Canto primero
Hay alguien que escucha muy cerca de aquí,
espera, retiene el aliento.
Dice: Es mi voz la que habla.
Nunca más, dice él,
va a estar todo tan tranquilo,
tan seco y cálido como ahora.
Se escucha a sí mismo
en su cabeza burbujeante.
Dice: No hay nadie más
aquí. Esta tiene que ser mi voz.
Espero, retengo el aliento,
escucho. El rumor distante
en mis oídos, antena
de carnes suaves, no significa nada.
Es tan sólo el latido
de la sangre en las venas.
He esperado mucho tiempo
con el aliento retenido.
Rumor blanco en los auriculares
de mi máquina del tiempo.
Sordo zumbido cósmico.
Ni un sonido, ninguna llamada de auxilio.
La radio permanece muda.
O éste es el fin,
me digo, o es que
ni siquiera hemos comenzado.
¡Aquí, sí! ¡Ahora!
Se oye un rasguido, un crujir, algo
que se desgarra. Aquí está. Una uña helada
que araña la puerta y se queda quieta.
Algo cruje.
Un lienzo largo e interminable,
una inmaculada tela blanca
que se desgarra, lentamente al principio
y luego más y más de prisa,
se rasga en dos pedazos con un silbido.
Esto es el principio.
¡Escuchad! ¿No lo oís?
¡Agarraos bien!
Y regresa el silencio.
Sólo se oye un sutil tintineo
en los aparadores,
el temblor del cristal,
más y más tenue
hasta desaparecer.
¿Quieres decir que
eso fue todo?
Sí. Todo pasó.
Eso fue sólo el principio.
El principio del fin
es siempre discreto.
A bordo son ahora
las once cuarenta. Hay una grieta
de doscientos metros
en el casco de acero,
bajo la línea de flotación,
abierta por un cuchillo gigantesco.
El agua corre
hacia las escotillas.
Emergiendo treinta metros,
el iceberg pasa silencioso,
se desliza junto al barco resplandeciente,
y se pierde en la oscuridad.
Canto II
Fue muy ligero el golpe. Primer mensaje por radio:
Hora 00:15. Mayday. Llamada general. Posición 41° 64’ Norte
50° 14’ Oeste. ¡Realmente fabuloso, este Marconi!

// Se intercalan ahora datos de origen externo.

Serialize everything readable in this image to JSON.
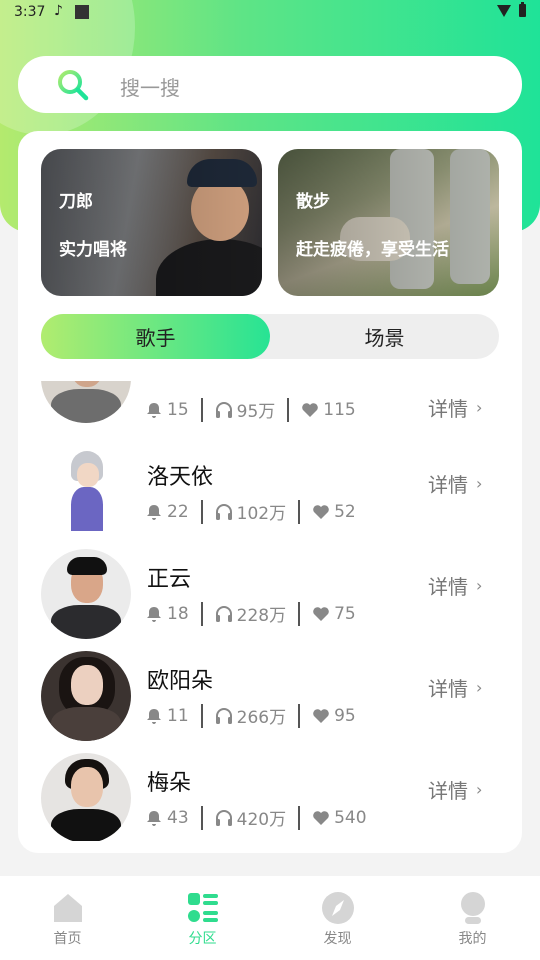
{
  "status_bar": {
    "time": "3:37"
  },
  "search": {
    "placeholder": "搜一搜"
  },
  "banners": [
    {
      "title": "刀郎",
      "subtitle": "实力唱将"
    },
    {
      "title": "散步",
      "subtitle": "赶走疲倦，享受生活"
    }
  ],
  "segments": {
    "active": "歌手",
    "other": "场景"
  },
  "singers": [
    {
      "name": "",
      "bell": "15",
      "listen": "95万",
      "like": "115",
      "detail": "详情"
    },
    {
      "name": "洛天依",
      "bell": "22",
      "listen": "102万",
      "like": "52",
      "detail": "详情"
    },
    {
      "name": "正云",
      "bell": "18",
      "listen": "228万",
      "like": "75",
      "detail": "详情"
    },
    {
      "name": "欧阳朵",
      "bell": "11",
      "listen": "266万",
      "like": "95",
      "detail": "详情"
    },
    {
      "name": "梅朵",
      "bell": "43",
      "listen": "420万",
      "like": "540",
      "detail": "详情"
    }
  ],
  "tabbar": [
    {
      "label": "首页",
      "icon": "home-icon"
    },
    {
      "label": "分区",
      "icon": "category-icon"
    },
    {
      "label": "发现",
      "icon": "compass-icon"
    },
    {
      "label": "我的",
      "icon": "profile-icon"
    }
  ],
  "colors": {
    "accent": "#2fdc8e",
    "gradient_start": "#b4ea6e",
    "gradient_end": "#1fe398"
  }
}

Un tic tac en la cabeza, en el auricular, inalámbrico,
y no obstante lejano, muy lejano, ¡a más de medio siglo!
Ni sirenas ni campanas de alarma, simplemente
unos golpes discretos contra la puerta de la cabina,
tosecillas en el salón de fumar. Sobre el puente D, mientras
abajo el agua sube, el steward ata los cordones de las botas
a un viejo caballero quejumbroso vinculado
a las máquinas herramienta y a la industria metalúrgica.
¡Damas mías, coraje! ¡Que no os consuma la fatiga!
¡Al galope!, exclama el señor McCawley, profesor de gimnasia,
atravesando el gimnasio artesonado,
impecable como siempre con su traje de franela.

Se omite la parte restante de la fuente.